In chemistry and materials science, diffusion also refers to the movement of fluid molecules in porous solids. Different types of diffusion are distinguished in porous solids. Molecular diffusion occurs when the collision with another molecule is more likely than the collision with the pore walls. Under such conditions, the diffusivity is similar to that in a non-confined space and is proportional to the mean free path. Knudsen diffusion occurs when the pore diameter is comparable to or smaller than the mean free path of the molecule diffusing through the pore. Under this condition, the collision with the pore walls becomes gradually more likely and the diffusivity is lower. Finally there is configurational diffusion, which happens if the molecules have comparable size to that of the pore. Under this condition, the diffusivity is much lower compared to molecular diffusion and small differences in the kinetic diameter of the molecule cause large differences in diffusivity.

Biologists often use the terms "net movement" or "net diffusion" to describe the movement of ions or molecules by diffusion. For example, oxygen can diffuse through cell membranes so long as there is a higher concentration of oxygen outside the cell. However, because the movement of molecules is random, occasionally oxygen molecules move out of the cell (against the concentration gradient). Because there are more oxygen molecules outside the cell, the probability that oxygen molecules will enter the cell is higher than the probability that oxygen molecules will leave the cell. Therefore, the "net" movement of oxygen molecules (the difference between the number of molecules either entering or leaving the cell) is into the cell. In other words, there is a net movement of oxygen molecules down the concentration gradient.

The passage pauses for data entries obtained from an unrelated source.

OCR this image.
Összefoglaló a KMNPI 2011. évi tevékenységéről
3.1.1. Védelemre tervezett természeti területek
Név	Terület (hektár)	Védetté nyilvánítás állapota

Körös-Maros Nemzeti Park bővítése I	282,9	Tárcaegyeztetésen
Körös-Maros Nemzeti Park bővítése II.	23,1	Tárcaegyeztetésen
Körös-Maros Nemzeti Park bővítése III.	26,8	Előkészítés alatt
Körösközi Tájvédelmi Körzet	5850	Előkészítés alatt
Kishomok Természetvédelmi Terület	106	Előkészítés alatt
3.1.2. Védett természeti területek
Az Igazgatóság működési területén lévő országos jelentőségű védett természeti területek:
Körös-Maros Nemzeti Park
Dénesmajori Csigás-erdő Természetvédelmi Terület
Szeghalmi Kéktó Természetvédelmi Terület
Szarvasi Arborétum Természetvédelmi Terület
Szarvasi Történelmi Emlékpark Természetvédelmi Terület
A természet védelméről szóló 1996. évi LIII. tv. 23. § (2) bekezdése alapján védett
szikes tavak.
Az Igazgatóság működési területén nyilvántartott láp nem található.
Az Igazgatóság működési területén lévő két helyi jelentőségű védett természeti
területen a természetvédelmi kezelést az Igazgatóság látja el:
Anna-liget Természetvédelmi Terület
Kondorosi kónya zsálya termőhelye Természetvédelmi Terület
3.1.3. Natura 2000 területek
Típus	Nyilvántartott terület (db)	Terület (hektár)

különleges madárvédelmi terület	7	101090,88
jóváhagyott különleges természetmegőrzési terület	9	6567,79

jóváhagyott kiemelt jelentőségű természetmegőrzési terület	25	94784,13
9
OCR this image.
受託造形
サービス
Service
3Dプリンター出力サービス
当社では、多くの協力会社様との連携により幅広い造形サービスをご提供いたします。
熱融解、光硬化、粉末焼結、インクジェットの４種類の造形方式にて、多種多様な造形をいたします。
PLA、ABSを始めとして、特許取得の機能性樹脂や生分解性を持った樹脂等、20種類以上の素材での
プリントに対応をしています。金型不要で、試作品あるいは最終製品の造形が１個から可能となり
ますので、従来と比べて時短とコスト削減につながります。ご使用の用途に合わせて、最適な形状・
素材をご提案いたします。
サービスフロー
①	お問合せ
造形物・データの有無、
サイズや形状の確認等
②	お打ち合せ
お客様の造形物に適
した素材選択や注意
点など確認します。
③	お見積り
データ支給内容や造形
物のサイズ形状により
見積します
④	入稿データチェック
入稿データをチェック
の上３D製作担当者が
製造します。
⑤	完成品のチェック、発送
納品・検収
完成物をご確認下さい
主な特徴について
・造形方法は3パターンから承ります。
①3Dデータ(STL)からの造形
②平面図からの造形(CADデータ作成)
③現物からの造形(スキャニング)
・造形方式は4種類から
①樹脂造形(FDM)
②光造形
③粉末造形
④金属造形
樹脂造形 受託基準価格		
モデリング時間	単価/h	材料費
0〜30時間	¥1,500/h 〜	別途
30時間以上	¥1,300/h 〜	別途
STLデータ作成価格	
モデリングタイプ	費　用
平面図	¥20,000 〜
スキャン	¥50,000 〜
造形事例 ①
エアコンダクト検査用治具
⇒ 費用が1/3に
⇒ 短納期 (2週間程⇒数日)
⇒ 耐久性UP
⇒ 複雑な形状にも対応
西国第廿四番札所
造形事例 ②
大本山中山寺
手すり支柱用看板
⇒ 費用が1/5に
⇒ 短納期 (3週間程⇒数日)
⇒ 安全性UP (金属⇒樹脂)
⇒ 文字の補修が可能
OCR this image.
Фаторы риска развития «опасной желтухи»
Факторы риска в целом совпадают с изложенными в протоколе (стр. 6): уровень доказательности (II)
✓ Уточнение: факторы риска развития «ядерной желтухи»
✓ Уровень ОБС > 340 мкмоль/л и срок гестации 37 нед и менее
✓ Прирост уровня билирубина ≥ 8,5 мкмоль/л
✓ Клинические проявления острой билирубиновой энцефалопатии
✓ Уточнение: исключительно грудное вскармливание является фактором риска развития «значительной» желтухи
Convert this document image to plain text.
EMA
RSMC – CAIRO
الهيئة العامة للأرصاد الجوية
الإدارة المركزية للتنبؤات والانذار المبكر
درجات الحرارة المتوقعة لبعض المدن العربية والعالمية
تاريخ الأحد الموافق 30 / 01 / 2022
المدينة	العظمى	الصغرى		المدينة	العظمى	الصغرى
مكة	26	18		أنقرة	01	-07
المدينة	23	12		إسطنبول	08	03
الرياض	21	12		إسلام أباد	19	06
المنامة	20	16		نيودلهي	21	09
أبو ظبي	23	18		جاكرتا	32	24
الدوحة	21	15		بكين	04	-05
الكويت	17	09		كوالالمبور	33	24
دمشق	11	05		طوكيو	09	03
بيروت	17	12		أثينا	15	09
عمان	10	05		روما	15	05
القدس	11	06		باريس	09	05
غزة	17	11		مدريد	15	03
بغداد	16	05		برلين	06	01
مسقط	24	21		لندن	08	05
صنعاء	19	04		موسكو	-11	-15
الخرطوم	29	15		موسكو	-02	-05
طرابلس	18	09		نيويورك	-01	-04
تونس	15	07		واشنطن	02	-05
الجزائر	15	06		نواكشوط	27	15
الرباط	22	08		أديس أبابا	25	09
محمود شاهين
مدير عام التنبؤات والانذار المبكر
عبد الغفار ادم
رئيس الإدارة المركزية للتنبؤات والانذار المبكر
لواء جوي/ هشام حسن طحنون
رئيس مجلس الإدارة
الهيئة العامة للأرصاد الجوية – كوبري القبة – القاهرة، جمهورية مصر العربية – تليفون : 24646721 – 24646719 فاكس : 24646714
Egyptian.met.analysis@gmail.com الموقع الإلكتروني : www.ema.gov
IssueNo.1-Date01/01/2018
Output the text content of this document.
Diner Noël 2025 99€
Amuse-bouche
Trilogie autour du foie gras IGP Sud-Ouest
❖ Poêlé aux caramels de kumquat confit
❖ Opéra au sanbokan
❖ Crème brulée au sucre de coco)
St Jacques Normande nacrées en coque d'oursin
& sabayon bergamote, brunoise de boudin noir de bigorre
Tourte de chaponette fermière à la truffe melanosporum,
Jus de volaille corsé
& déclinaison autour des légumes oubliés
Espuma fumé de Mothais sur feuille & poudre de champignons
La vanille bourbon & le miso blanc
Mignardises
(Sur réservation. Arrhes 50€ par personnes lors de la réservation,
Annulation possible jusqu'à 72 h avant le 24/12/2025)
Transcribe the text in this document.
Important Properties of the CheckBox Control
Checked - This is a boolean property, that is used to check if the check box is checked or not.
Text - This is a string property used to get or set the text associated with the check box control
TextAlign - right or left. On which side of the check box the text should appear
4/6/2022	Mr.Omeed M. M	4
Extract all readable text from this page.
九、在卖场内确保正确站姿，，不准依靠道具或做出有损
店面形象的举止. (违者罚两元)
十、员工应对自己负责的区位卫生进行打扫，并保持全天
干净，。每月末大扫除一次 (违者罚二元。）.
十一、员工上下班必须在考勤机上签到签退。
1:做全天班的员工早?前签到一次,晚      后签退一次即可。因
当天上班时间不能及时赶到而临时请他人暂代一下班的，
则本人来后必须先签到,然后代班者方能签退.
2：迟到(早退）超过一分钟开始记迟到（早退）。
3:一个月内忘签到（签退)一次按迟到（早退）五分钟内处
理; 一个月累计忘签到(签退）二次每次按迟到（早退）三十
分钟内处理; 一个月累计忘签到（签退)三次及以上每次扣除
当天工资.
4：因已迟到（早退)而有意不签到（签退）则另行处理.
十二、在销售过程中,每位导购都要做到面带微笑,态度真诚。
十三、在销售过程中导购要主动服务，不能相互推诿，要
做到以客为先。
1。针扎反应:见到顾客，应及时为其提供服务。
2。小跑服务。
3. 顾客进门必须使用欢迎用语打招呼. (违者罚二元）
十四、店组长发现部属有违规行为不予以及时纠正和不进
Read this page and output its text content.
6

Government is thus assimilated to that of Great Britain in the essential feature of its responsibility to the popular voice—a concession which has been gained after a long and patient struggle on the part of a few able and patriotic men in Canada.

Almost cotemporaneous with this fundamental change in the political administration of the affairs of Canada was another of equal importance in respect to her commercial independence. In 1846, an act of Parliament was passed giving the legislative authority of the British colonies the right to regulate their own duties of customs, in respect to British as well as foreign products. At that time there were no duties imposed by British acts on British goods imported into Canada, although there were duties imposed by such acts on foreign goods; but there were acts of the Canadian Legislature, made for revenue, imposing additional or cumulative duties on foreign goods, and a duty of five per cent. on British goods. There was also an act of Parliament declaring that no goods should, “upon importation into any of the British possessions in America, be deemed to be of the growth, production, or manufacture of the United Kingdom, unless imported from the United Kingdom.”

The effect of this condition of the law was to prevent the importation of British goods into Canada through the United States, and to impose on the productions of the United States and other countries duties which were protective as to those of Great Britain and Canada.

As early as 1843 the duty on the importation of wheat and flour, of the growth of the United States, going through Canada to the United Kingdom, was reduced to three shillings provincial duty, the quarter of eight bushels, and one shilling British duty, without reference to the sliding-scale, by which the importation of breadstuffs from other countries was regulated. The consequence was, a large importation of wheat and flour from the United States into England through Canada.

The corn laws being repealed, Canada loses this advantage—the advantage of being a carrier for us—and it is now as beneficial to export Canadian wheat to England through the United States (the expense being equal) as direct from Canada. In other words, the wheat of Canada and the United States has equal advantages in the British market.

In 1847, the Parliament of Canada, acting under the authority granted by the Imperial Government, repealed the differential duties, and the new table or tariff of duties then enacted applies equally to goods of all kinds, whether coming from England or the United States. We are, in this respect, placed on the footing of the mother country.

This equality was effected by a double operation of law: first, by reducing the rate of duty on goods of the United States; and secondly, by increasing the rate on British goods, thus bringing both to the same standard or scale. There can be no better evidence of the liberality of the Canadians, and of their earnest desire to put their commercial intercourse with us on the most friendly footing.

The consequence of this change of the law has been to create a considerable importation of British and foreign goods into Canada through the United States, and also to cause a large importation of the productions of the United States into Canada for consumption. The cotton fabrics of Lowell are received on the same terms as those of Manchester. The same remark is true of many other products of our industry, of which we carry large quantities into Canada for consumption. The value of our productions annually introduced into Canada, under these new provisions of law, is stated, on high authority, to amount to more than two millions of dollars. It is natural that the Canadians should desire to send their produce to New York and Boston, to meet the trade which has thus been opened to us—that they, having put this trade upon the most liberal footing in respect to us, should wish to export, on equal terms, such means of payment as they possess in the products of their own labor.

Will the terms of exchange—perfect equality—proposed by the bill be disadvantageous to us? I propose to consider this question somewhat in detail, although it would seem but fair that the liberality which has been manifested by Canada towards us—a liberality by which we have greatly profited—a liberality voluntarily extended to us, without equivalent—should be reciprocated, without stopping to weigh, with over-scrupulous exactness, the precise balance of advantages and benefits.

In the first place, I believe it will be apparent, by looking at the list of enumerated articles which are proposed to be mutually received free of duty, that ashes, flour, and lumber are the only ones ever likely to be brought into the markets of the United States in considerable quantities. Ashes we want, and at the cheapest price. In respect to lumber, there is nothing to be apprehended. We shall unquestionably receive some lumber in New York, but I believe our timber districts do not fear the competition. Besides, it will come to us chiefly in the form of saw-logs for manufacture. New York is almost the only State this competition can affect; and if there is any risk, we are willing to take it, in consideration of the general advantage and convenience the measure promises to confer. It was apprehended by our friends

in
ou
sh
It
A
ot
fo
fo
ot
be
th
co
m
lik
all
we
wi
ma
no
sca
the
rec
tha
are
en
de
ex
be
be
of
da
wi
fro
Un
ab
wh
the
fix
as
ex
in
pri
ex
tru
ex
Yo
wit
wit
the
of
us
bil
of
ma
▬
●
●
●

In astronomy, atomic diffusion is used to model the stellar atmospheres of chemically peculiar stars. Diffusion of the elements is critical in understanding the surface composition of degenerate white dwarf stars and their evolution over time.

In machine learning and artificial intelligence, diffusion models, also known as diffusion-based generative models or score-based generative models, are a class of latent variable generative models. The goal of diffusion models is to learn a diffusion process for a given dataset, such that the process can generate new elements that are distributed similarly as the original dataset. Diffusion models were introduced in 2015 as a method to train a model that can sample from a highly complex probability distribution. They used techniques from non-equilibrium thermodynamics, especially diffusion.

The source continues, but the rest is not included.